Alberto con fratelli e cugini rappresentano il futuro dell’attività di famiglia. Con lui il fratello Alessio di 22 anni, alberghiero ad Agnone, esperienza in Irlanda e poi nella cucina stellata della famiglia Tinari a Guardiagrele (Chieti) prima di buttarsi a capofitto nell’attività di famiglia; i cugini Luca, 32 anni e studi di economia e management, oggi responsabile dell’azienda agricola, e Gian Marco, 22anni e studi in corso all’Unimol.

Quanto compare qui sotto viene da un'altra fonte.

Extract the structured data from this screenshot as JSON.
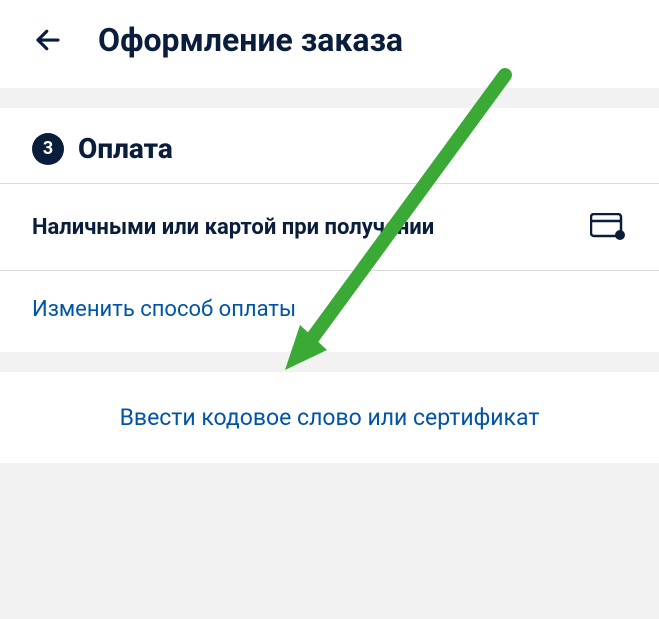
{
  "header": {
    "title": "Оформление заказа"
  },
  "payment": {
    "step_number": "3",
    "section_title": "Оплата",
    "method_label": "Наличными или картой при получении",
    "change_link": "Изменить способ оплаты"
  },
  "promo": {
    "link_text": "Ввести кодовое слово или сертификат"
  }
}
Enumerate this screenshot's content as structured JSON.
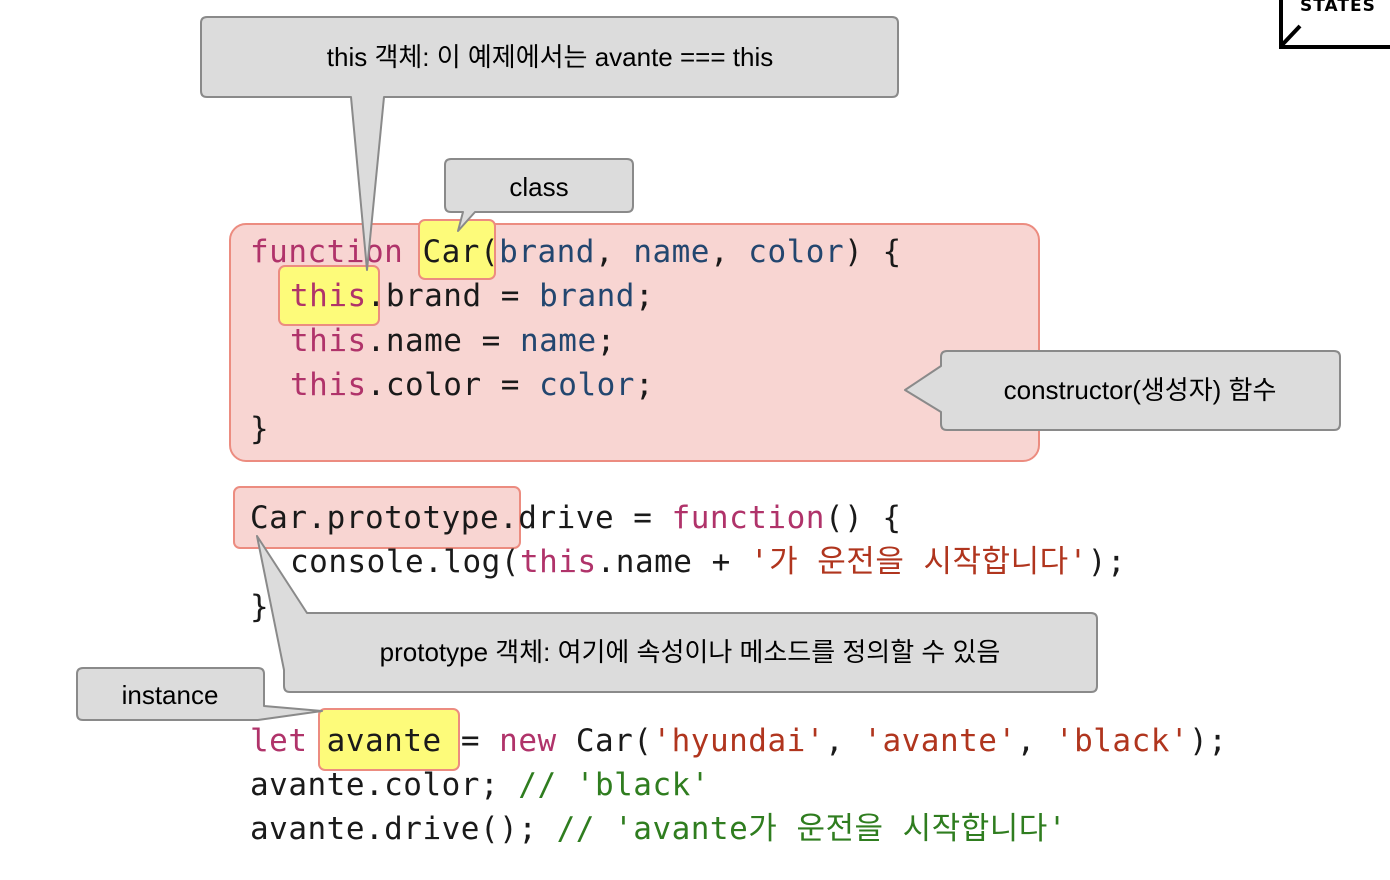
{
  "logo": {
    "text": "STATES"
  },
  "callouts": {
    "this_object": "this 객체: 이 예제에서는 avante === this",
    "class": "class",
    "constructor": "constructor(생성자) 함수",
    "prototype_object": "prototype 객체: 여기에 속성이나 메소드를 정의할 수 있음",
    "instance": "instance"
  },
  "code": {
    "l1": {
      "kw": "function",
      "cls": "Car",
      "p1": "(",
      "a1": "brand",
      "c1": ", ",
      "a2": "name",
      "c2": ", ",
      "a3": "color",
      "p2": ") {"
    },
    "l2": {
      "kw": "this",
      "prop": ".brand = ",
      "val": "brand",
      "end": ";"
    },
    "l3": {
      "kw": "this",
      "prop": ".name = ",
      "val": "name",
      "end": ";"
    },
    "l4": {
      "kw": "this",
      "prop": ".color = ",
      "val": "color",
      "end": ";"
    },
    "l5": {
      "text": "}"
    },
    "l6": {
      "pre": "Car.prototype.drive = ",
      "kw": "function",
      "post": "() {"
    },
    "l7": {
      "pre": "console.log(",
      "kw": "this",
      "mid": ".name + ",
      "str": "'가 운전을 시작합니다'",
      "end": ");"
    },
    "l8": {
      "text": "}"
    },
    "l9": {
      "kw": "let",
      "var": "avante",
      "eq": " = ",
      "kw2": "new",
      "call": " Car(",
      "s1": "'hyundai'",
      "c1": ", ",
      "s2": "'avante'",
      "c2": ", ",
      "s3": "'black'",
      "end": ");"
    },
    "l10": {
      "pre": "avante.color; ",
      "cm": "// 'black'"
    },
    "l11": {
      "pre": "avante.drive(); ",
      "cm": "// 'avante가 운전을 시작합니다'"
    }
  },
  "colors": {
    "keyword": "#b0336a",
    "identifier": "#23466f",
    "string": "#b0351e",
    "comment": "#2f7d1f",
    "highlight_red": "#f8d5d2",
    "highlight_red_border": "#ec8c80",
    "highlight_yellow": "#fdfb7a",
    "callout_fill": "#dcdcdc",
    "callout_border": "#8a8a8a"
  }
}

“La prima lavorazione della stracciata inizia alle 6 del mattino ed è pronta entro le 9, la seconda inizia verso le 13 e pronta intorno alle 14.30” fa sapere Alberto. “Manca il latte? Noi abbiamo la fortuna di poter contare sull’azienda di proprietà per un buon 40%. La nostra famiglia ha investito negli anni con lungimiranza sull’apporto continuo di alcuni allevatori tra Capracotta e Agnone. Lavoriamo 44 quintali di latte al giorno di cui una quindicina prodotta dai nostri capi , 70-80 bovine di razza bruna alpina e pezzata rossa il cui latte si presta bene a questa particolare filatura per qualità dei grassi e proteine contenuti. Tutte le nostre lavorazioni sono a latte crudo, possiamo permettercelo potendo contare sulla purezza assoluta della materia prima, monitorata e certificata ogni quindici giorni dall’Istituto zooprofilattico”.

“Contiamo su giovani e capaci continuatori dell’arte di Agnone, Capracotta, Vastogirardi e Carovilli” chiude con voluto ottimismo il prof Colavita, “dobbiamo avere fiducia nella loro intelligenza e capacità, la politica deve fare le scelte giuste e creare condizioni per poter realizzare i loro progetti”.